Hey team, I'm building a system to aggregate user feedback from various sources. The goal is to first summarize everything into a table, and then use a separate agent to prioritize problems based on ICPs, product direction, and company knowledge. The final output will be an exhaustive list of problem statements, including feedback frequency, severity, verbatims, and sources. I've split this into multiple specialized agents, and I'm wondering if this architecture is correct or perhaps overly complex. My aim was to specialize each agent's instructions. To help define these instructions, I used a separate Dust Agent to generate the specific instructions for each individual agent (including the orchestrator agent). I ensured that every agent comprehends its role within this ecosystem and the data structure it analyzes. Furthermore, I defined a common result template, ensuring that all generated results from specific agents adhere to a similar structure. I've reviewed the existing guides, but some of them seem a bit outdated for this specific challenge. Any advice or insights you have would be greatly appreciated! I'm particularly wondering:
Is the architecture I've chosen correct, or is it overly complex for this problem?

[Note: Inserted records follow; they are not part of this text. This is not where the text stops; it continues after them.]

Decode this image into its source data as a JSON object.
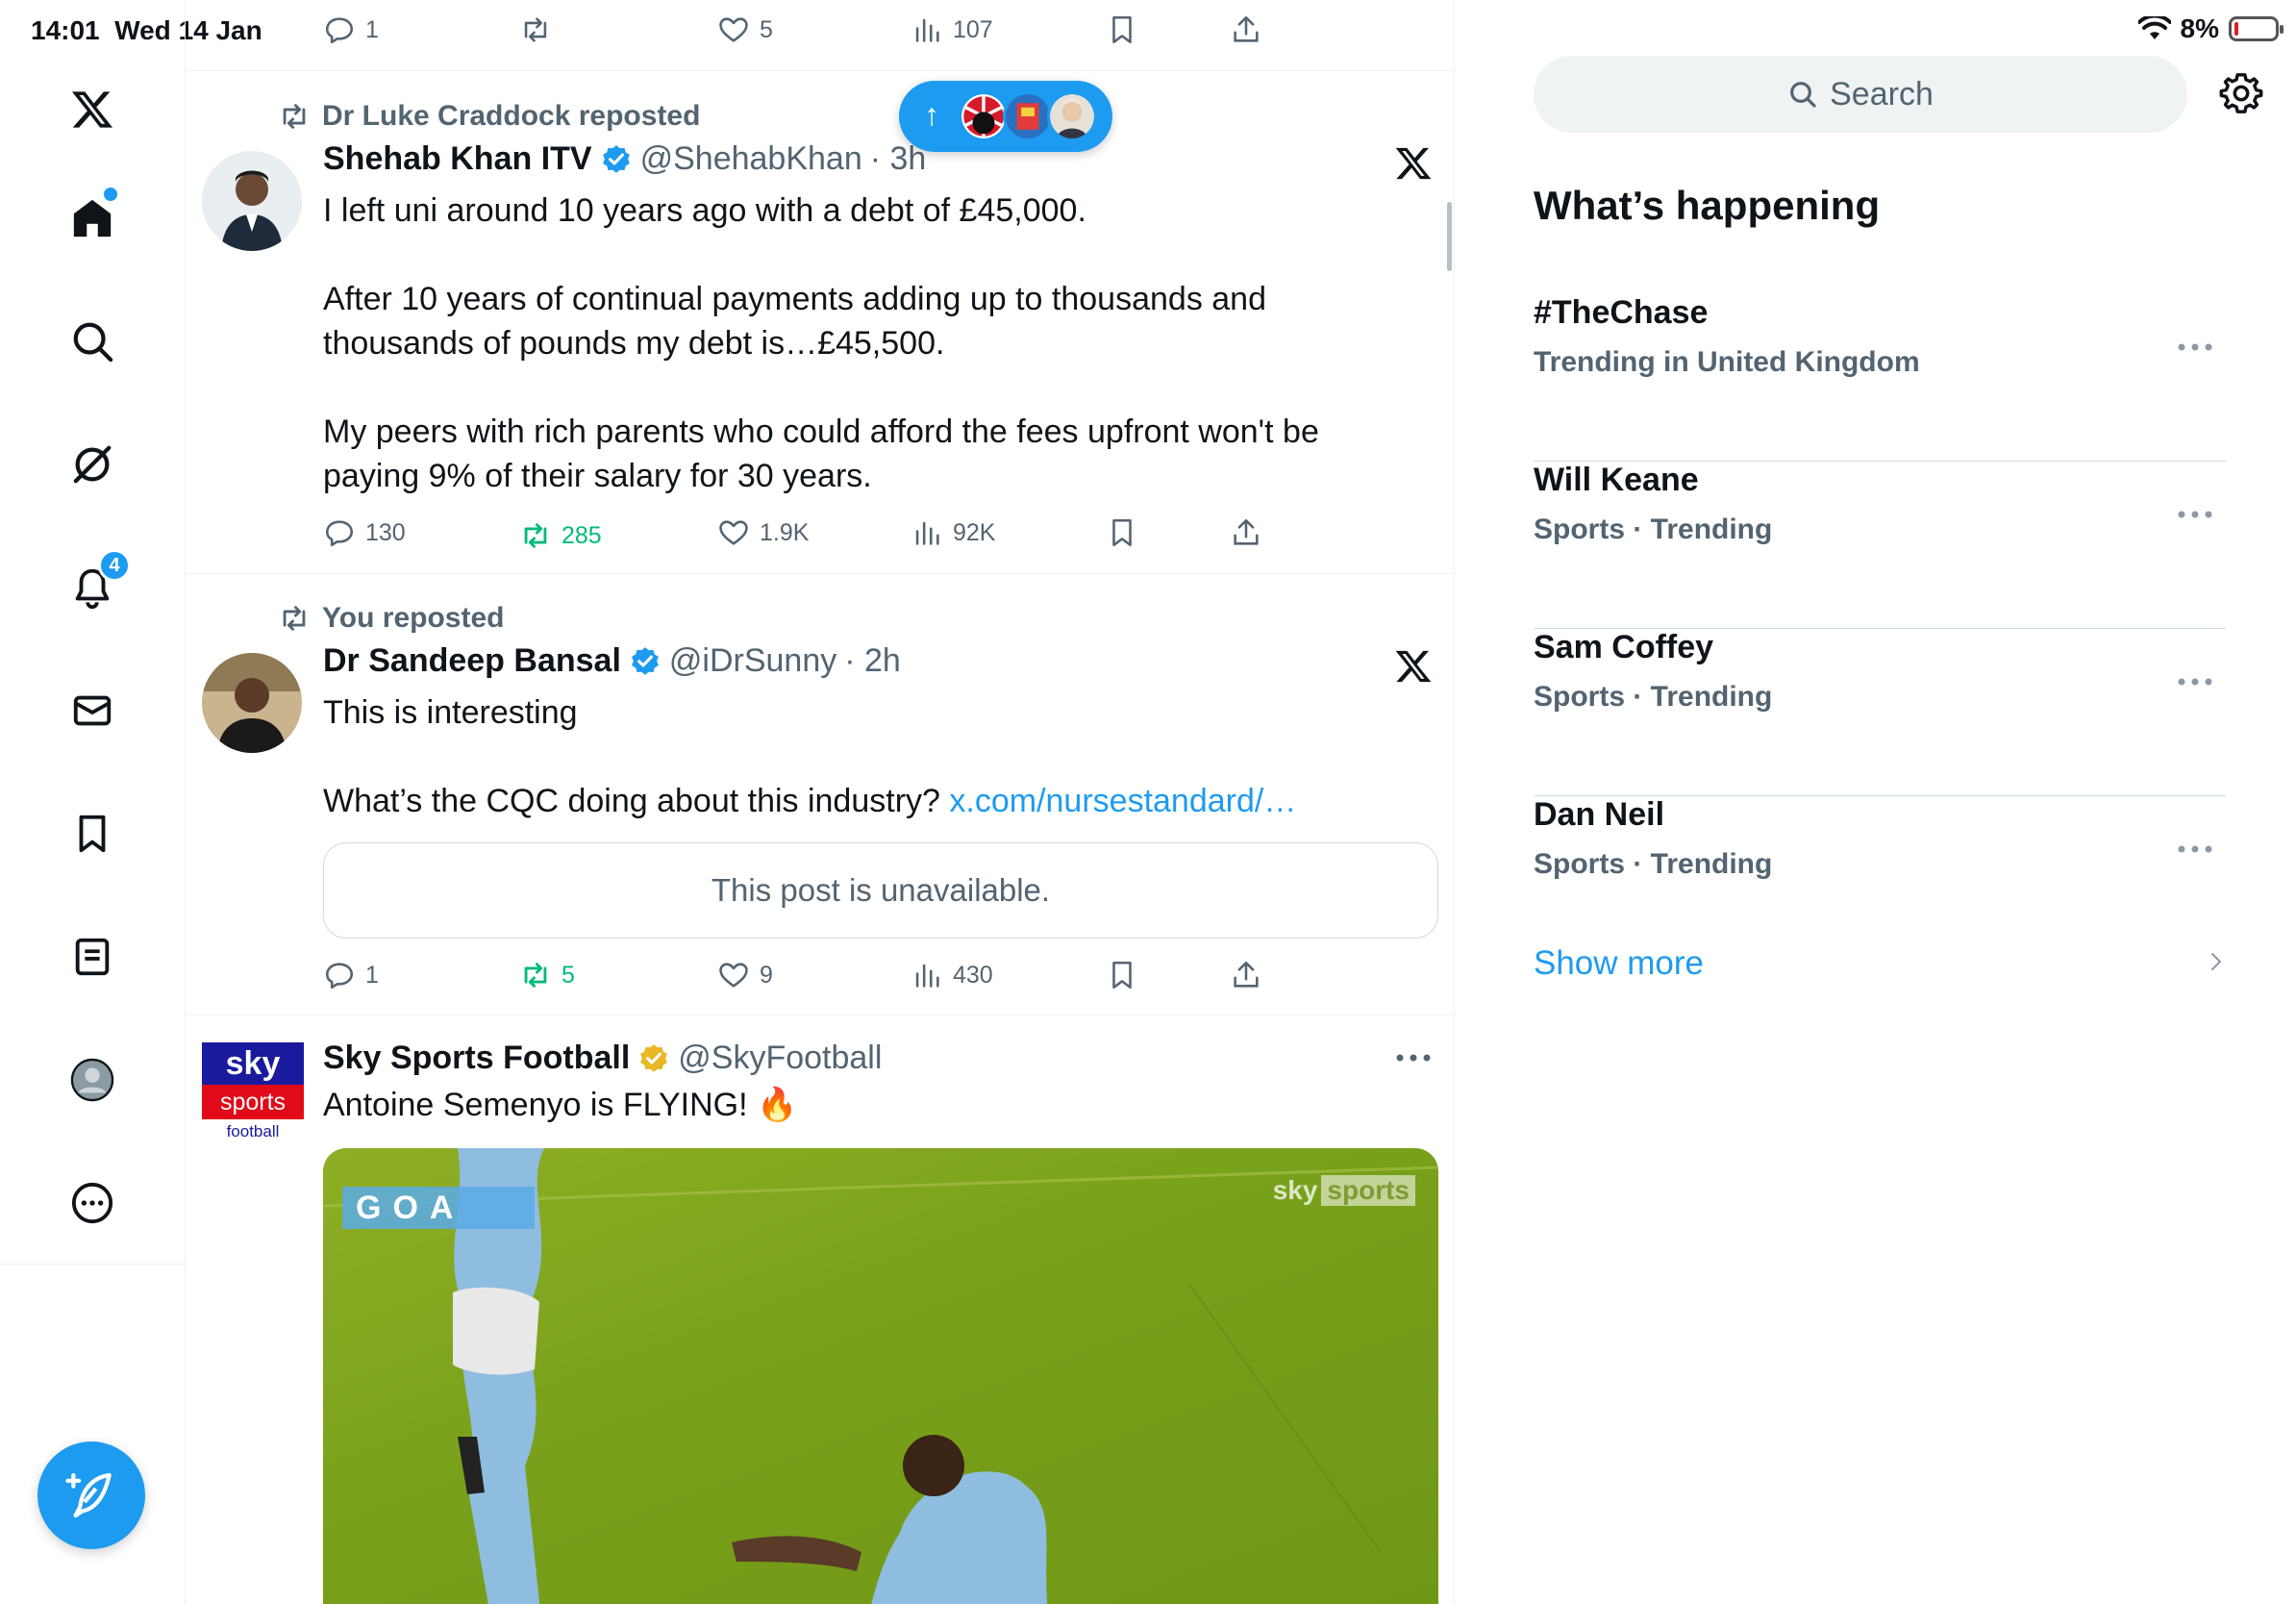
{
  "status_bar": {
    "time": "14:01",
    "date": "Wed 14 Jan",
    "battery": "8%"
  },
  "nav": {
    "items": [
      "x-logo",
      "home",
      "explore",
      "grok",
      "notifications",
      "messages",
      "bookmarks",
      "lists",
      "profile",
      "more"
    ],
    "notifications_badge": "4",
    "compose_label": "Post"
  },
  "timeline": {
    "top_actions": {
      "replies": "1",
      "likes": "5",
      "views": "107"
    },
    "jump_pill": {
      "arrow": "↑"
    },
    "posts": [
      {
        "context": "Dr Luke Craddock reposted",
        "name": "Shehab Khan ITV",
        "handle": "@ShehabKhan",
        "time": "· 3h",
        "text": [
          "I left uni around 10 years ago with a debt of £45,000.",
          "After 10 years of continual payments adding up to thousands and",
          "thousands of pounds my debt is…£45,500.",
          "My peers with rich parents who could afford the fees upfront won't be",
          "paying 9% of their salary for 30 years."
        ],
        "actions": {
          "replies": "130",
          "reposts": "285",
          "likes": "1.9K",
          "views": "92K"
        }
      },
      {
        "context": "You reposted",
        "name": "Dr Sandeep Bansal",
        "handle": "@iDrSunny",
        "time": "· 2h",
        "text": [
          "This is interesting",
          "What’s the CQC doing about this industry?"
        ],
        "link": "x.com/nursestandard/…",
        "unavailable": "This post is unavailable.",
        "actions": {
          "replies": "1",
          "reposts": "5",
          "likes": "9",
          "views": "430"
        }
      },
      {
        "name": "Sky Sports Football",
        "handle": "@SkyFootball",
        "text": [
          "Antoine Semenyo is FLYING! 🔥"
        ],
        "avatar_text": {
          "sky": "sky",
          "sports": "sports",
          "football": "football"
        },
        "media_overlay": "GOA",
        "media_brand": [
          "sky",
          "sports"
        ]
      }
    ]
  },
  "sidebar": {
    "search_placeholder": "Search",
    "title": "What’s happening",
    "trends": [
      {
        "name": "#TheChase",
        "sub": "Trending in United Kingdom"
      },
      {
        "name": "Will Keane",
        "sub": "Sports · Trending"
      },
      {
        "name": "Sam Coffey",
        "sub": "Sports · Trending"
      },
      {
        "name": "Dan Neil",
        "sub": "Sports · Trending"
      }
    ],
    "show_more": "Show more"
  },
  "colors": {
    "accent": "#1d9bf0",
    "repost_green": "#00ba7c",
    "secondary_text": "#536471",
    "verified_gold": "#e8b829"
  }
}
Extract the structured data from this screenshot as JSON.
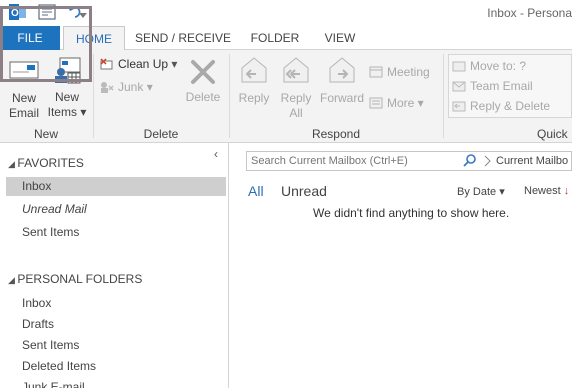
{
  "window": {
    "title": "Inbox - Persona"
  },
  "quick_access": {
    "outlook_icon": "outlook-icon",
    "send_receive_icon": "send-receive-all-icon",
    "undo_icon": "undo-icon",
    "dropdown_icon": "customize-quick-access-icon"
  },
  "tabs": [
    {
      "label": "FILE"
    },
    {
      "label": "HOME"
    },
    {
      "label": "SEND / RECEIVE"
    },
    {
      "label": "FOLDER"
    },
    {
      "label": "VIEW"
    }
  ],
  "ribbon": {
    "new_group": {
      "label": "New",
      "new_email": [
        "New",
        "Email"
      ],
      "new_items": [
        "New",
        "Items"
      ]
    },
    "delete_group": {
      "label": "Delete",
      "clean_up": "Clean Up",
      "junk": "Junk",
      "delete": "Delete"
    },
    "respond_group": {
      "label": "Respond",
      "reply": "Reply",
      "reply_all": [
        "Reply",
        "All"
      ],
      "forward": "Forward",
      "meeting": "Meeting",
      "more": "More"
    },
    "quick_steps_group": {
      "label": "Quick",
      "items": [
        "Move to: ?",
        "Team Email",
        "Reply & Delete"
      ]
    }
  },
  "nav": {
    "collapse_icon": "collapse-pane-icon",
    "favorites": {
      "header": "FAVORITES",
      "items": [
        "Inbox",
        "Unread Mail",
        "Sent Items"
      ]
    },
    "personal": {
      "header": "PERSONAL FOLDERS",
      "items": [
        "Inbox",
        "Drafts",
        "Sent Items",
        "Deleted Items",
        "Junk E-mail"
      ]
    }
  },
  "mail": {
    "search_placeholder": "Search Current Mailbox (Ctrl+E)",
    "scope": "Current Mailbo",
    "filter_all": "All",
    "filter_unread": "Unread",
    "sort_by": "By Date",
    "sort_order": "Newest",
    "empty_message": "We didn't find anything to show here."
  },
  "colors": {
    "accent": "#1e73be",
    "file_tab": "#1e73be",
    "highlight_border": "#8c7f86"
  }
}
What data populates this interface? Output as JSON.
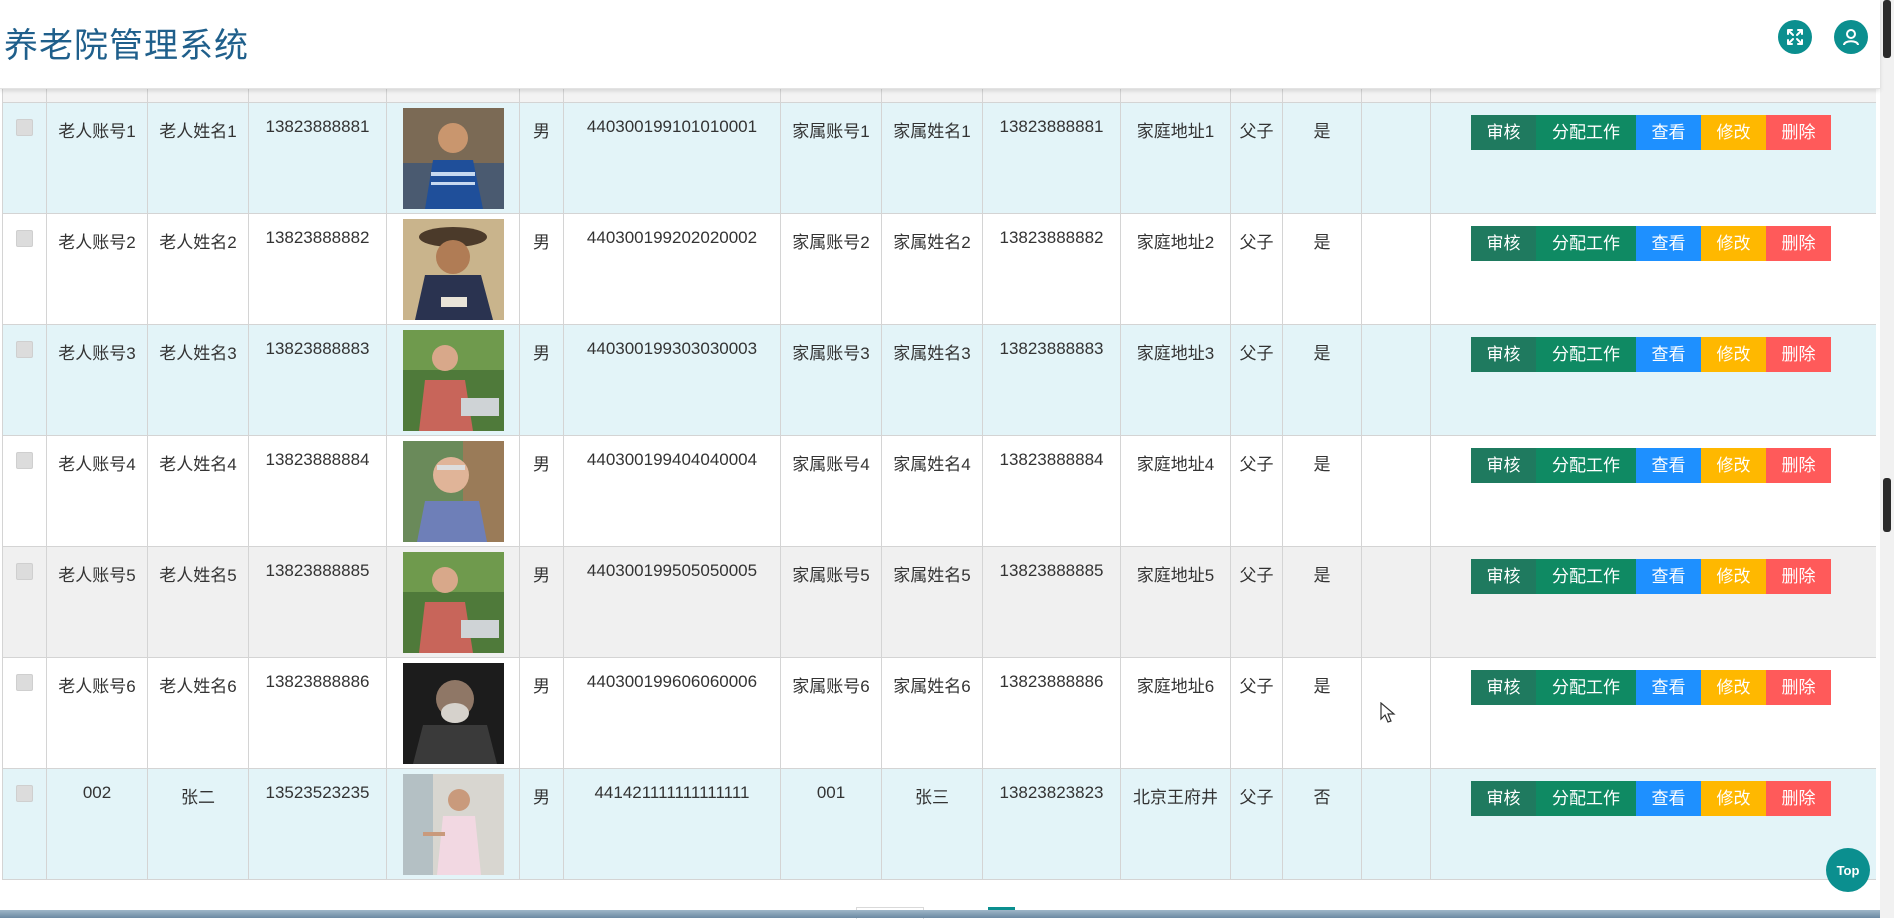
{
  "app": {
    "title": "养老院管理系统"
  },
  "header": {
    "fullscreen_icon": "fullscreen-icon",
    "user_icon": "user-icon"
  },
  "actions": {
    "audit": "审核",
    "assign": "分配工作",
    "view": "查看",
    "edit": "修改",
    "delete": "删除"
  },
  "colors": {
    "brand": "#0b8f8f",
    "title": "#1f5f8b",
    "audit": "#1f7a5f",
    "assign": "#0f8a63",
    "view": "#1e90ff",
    "edit": "#ffb800",
    "delete": "#ff5a5a",
    "row_alt": "#e3f4f8"
  },
  "rows": [
    {
      "account": "老人账号1",
      "name": "老人姓名1",
      "phone": "13823888881",
      "gender": "男",
      "id_number": "440300199101010001",
      "family_account": "家属账号1",
      "family_name": "家属姓名1",
      "family_phone": "13823888881",
      "address": "家庭地址1",
      "relation": "父子",
      "status": "是",
      "extra": ""
    },
    {
      "account": "老人账号2",
      "name": "老人姓名2",
      "phone": "13823888882",
      "gender": "男",
      "id_number": "440300199202020002",
      "family_account": "家属账号2",
      "family_name": "家属姓名2",
      "family_phone": "13823888882",
      "address": "家庭地址2",
      "relation": "父子",
      "status": "是",
      "extra": ""
    },
    {
      "account": "老人账号3",
      "name": "老人姓名3",
      "phone": "13823888883",
      "gender": "男",
      "id_number": "440300199303030003",
      "family_account": "家属账号3",
      "family_name": "家属姓名3",
      "family_phone": "13823888883",
      "address": "家庭地址3",
      "relation": "父子",
      "status": "是",
      "extra": ""
    },
    {
      "account": "老人账号4",
      "name": "老人姓名4",
      "phone": "13823888884",
      "gender": "男",
      "id_number": "440300199404040004",
      "family_account": "家属账号4",
      "family_name": "家属姓名4",
      "family_phone": "13823888884",
      "address": "家庭地址4",
      "relation": "父子",
      "status": "是",
      "extra": ""
    },
    {
      "account": "老人账号5",
      "name": "老人姓名5",
      "phone": "13823888885",
      "gender": "男",
      "id_number": "440300199505050005",
      "family_account": "家属账号5",
      "family_name": "家属姓名5",
      "family_phone": "13823888885",
      "address": "家庭地址5",
      "relation": "父子",
      "status": "是",
      "extra": ""
    },
    {
      "account": "老人账号6",
      "name": "老人姓名6",
      "phone": "13823888886",
      "gender": "男",
      "id_number": "440300199606060006",
      "family_account": "家属账号6",
      "family_name": "家属姓名6",
      "family_phone": "13823888886",
      "address": "家庭地址6",
      "relation": "父子",
      "status": "是",
      "extra": ""
    },
    {
      "account": "002",
      "name": "张二",
      "phone": "13523523235",
      "gender": "男",
      "id_number": "441421111111111111",
      "family_account": "001",
      "family_name": "张三",
      "family_phone": "13823823823",
      "address": "北京王府井",
      "relation": "父子",
      "status": "否",
      "extra": ""
    }
  ],
  "scroll_top": {
    "label": "Top"
  }
}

Are there any patterns or best practices for inter-agent communication within Dust that I should be leveraging more explicitly?
Productboard has almost 40,000 notes; will the system only be able to sample, or can I effectively use the query table feature to process all of it? Or should I give Productboard feature summaries instead of getting notes?
Do you think this quest has any chance of providing good results or i should use specific agents independently
Thanks!
I recommend starting small with a single main agent using a reasoning model and tools. In the prompt add a "process" section which clearly states the steps it should take (step 1: orchestrate, step 2: review productboard etc...) For the custom instructions, add them in the main prompt. => I got pretty good results with it and it allowed me to iterate fast. Once you have a good understanding of your challenges, you can go the specialised agent root.
Hey Rémi Fayolle 👋 Really cool use case! I am aligned with Hugo's input. But the overall structure you have should work once you have functional sub agent (probably using "extract data" tools) Note: sometimes adding the following in the orchastrating agents' instructions can be helpful: "execute steps in parallel to save as much time as possible". Agents will have a tendency to execute sequentially which will take forever in your case.